A new treatment for a type of childhood cancer is the first FDA-approved use of gene therapy, working as a “living drug” that can use the body’s own immune system to kill cancer cells. Researchers hope the treatment can provides an alternative for patients who have exhausted all other options.
The therapy is called CAR T-cell therapy (CAR means Chimeric Antigen Receptors, and T-cells are cells in our bodies that fight infections). It made headlines in 2012 when the then-experimental therapy was used on 7-year-old Pennsylvanian Emily Whitehead.
Whitehead had been fighting a form of childhood leukemia called Acute Lymphoblastic Leukemia (ALL) for two years, but nothing was working. She became the first patient to receive CAR T-cell therapy, which uses a disabled form of the HIV virus to train killer T-cells to attack the leukemia cells.
A Scary Start
Dr. Stephen Hunger, head of oncology and director of research at Children’s Hospital of Philadelphia where the treatment was developed, was invited to Akron recently to talk to doctors about the breakthrough.

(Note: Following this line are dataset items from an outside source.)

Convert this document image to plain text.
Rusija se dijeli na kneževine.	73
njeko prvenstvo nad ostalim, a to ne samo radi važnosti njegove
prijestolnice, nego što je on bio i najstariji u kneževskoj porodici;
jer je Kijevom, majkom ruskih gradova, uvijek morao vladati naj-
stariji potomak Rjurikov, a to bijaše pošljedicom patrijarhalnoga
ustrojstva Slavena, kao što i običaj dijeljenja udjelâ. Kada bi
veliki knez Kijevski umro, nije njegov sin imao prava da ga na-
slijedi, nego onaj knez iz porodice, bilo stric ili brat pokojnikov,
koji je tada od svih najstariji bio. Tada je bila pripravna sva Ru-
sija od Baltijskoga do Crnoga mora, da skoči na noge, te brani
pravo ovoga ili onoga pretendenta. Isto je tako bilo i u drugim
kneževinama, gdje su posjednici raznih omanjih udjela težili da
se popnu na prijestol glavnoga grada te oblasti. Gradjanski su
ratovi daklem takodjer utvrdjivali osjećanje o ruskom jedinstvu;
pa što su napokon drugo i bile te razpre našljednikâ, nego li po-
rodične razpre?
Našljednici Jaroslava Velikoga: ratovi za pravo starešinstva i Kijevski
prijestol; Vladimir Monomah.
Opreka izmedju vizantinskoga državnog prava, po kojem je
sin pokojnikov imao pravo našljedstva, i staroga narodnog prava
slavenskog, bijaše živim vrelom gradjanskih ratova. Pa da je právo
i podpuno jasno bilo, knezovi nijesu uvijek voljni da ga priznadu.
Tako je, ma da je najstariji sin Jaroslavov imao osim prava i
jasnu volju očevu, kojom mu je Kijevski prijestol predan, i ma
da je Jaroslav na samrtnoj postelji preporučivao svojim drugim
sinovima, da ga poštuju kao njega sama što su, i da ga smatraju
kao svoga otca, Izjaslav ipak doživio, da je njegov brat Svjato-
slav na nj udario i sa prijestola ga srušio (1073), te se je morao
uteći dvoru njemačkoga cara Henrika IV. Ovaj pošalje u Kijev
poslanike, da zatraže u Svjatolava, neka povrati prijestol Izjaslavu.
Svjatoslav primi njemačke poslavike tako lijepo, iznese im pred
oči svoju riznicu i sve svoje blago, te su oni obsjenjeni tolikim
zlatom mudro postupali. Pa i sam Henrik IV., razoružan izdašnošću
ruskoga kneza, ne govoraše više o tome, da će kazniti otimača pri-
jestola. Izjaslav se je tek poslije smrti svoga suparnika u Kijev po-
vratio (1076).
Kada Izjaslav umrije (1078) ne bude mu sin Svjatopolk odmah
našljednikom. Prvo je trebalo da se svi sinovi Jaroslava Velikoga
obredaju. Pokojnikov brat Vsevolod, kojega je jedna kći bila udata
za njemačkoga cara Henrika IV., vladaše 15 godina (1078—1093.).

Hunger says the therapy, at first, came close to killing Emily and sent doctors in the ICU into high alert. The team worked around the clock, he says, "to measure everything they could think of measuring.”
They quickly identified a drug that would stop the potentially fatal side effect known as cytokine release syndrome.
“And as soon as she got the drug, she got better," Hunger says.
Hunger says it was a scary start to a therapy that otherwise has worked remarkably well for Whitehead, who five years later remains cancer free.
“If you had told me five and a half years ago, when this first girl was treated, how good it could be, I would have said that you were nuts," Hunger says. "I don’t think anybody involved had any realistic assessment that it could be this effective.”
The drug company Novartis purchased the technology from the Children’s Hospital of Philadelphia and sells it under the name Kymriah.
Considering The Cost
Hunger says the therapy begins when a hospital isolates the T-cells from the patient’s blood. Then, the cells are shipped to the production facility "to be manipulated and manufactured, and when they’re done they’re sent back to the treating facility to infuse the patient.”
It’s not cheap. Without insurance, each treatment runs around $475,000.
But with the cost of a bone marrow transplant running in some cases up to a $1 million, Hunger says the new gene-therapy treatment provides another option.
“Part of the question going forward is, when should you apply this in the course of a patient’s disease, the chance to improve outcome, and what is the most cost-effective approach?” Hunger says.
Dr. Jeffrey Hord, head of the cancer and blood disorders unit at Akron Children’s Hospital, says it will take time before the therapy comes to Akron.
“We don’t know yet what the requirements will be of institutions to use the drug,” Hord says. “I’m sure it will be a limited number of institutions initially.”
He says the drug maker still needs to determine which hospitals can handle the treatment.
“One of the things no doubt that will be considered is, can you handle the complications of those infusions?” Hord says.
Gene Therapy Comes Of Age
Akron Children’s sees about 25 cases of the type of childhood leukemia for which the therapy was designed. According to Hord, around five of them might be candidates for the therapy when standard treatments don’t work.
For now, he says, he’ll still send those patients to places like Children’s Hospital of Philadelphia that offer CAR T-cell therapy.
Just months after the childhood leukemia treatment got the green light, the same technology has now been approved to treat lymphoma in adults. It’s one of 75 new uses of the killer CAR T-cells pending approval, according to the FDA, with hundreds of other gene therapy procedures waiting in the wings.
“Still, not every patient will be cured,” Hunger says.
But he says the decades of basic research in labs around the world are beginning to pay off for families that have run out of options.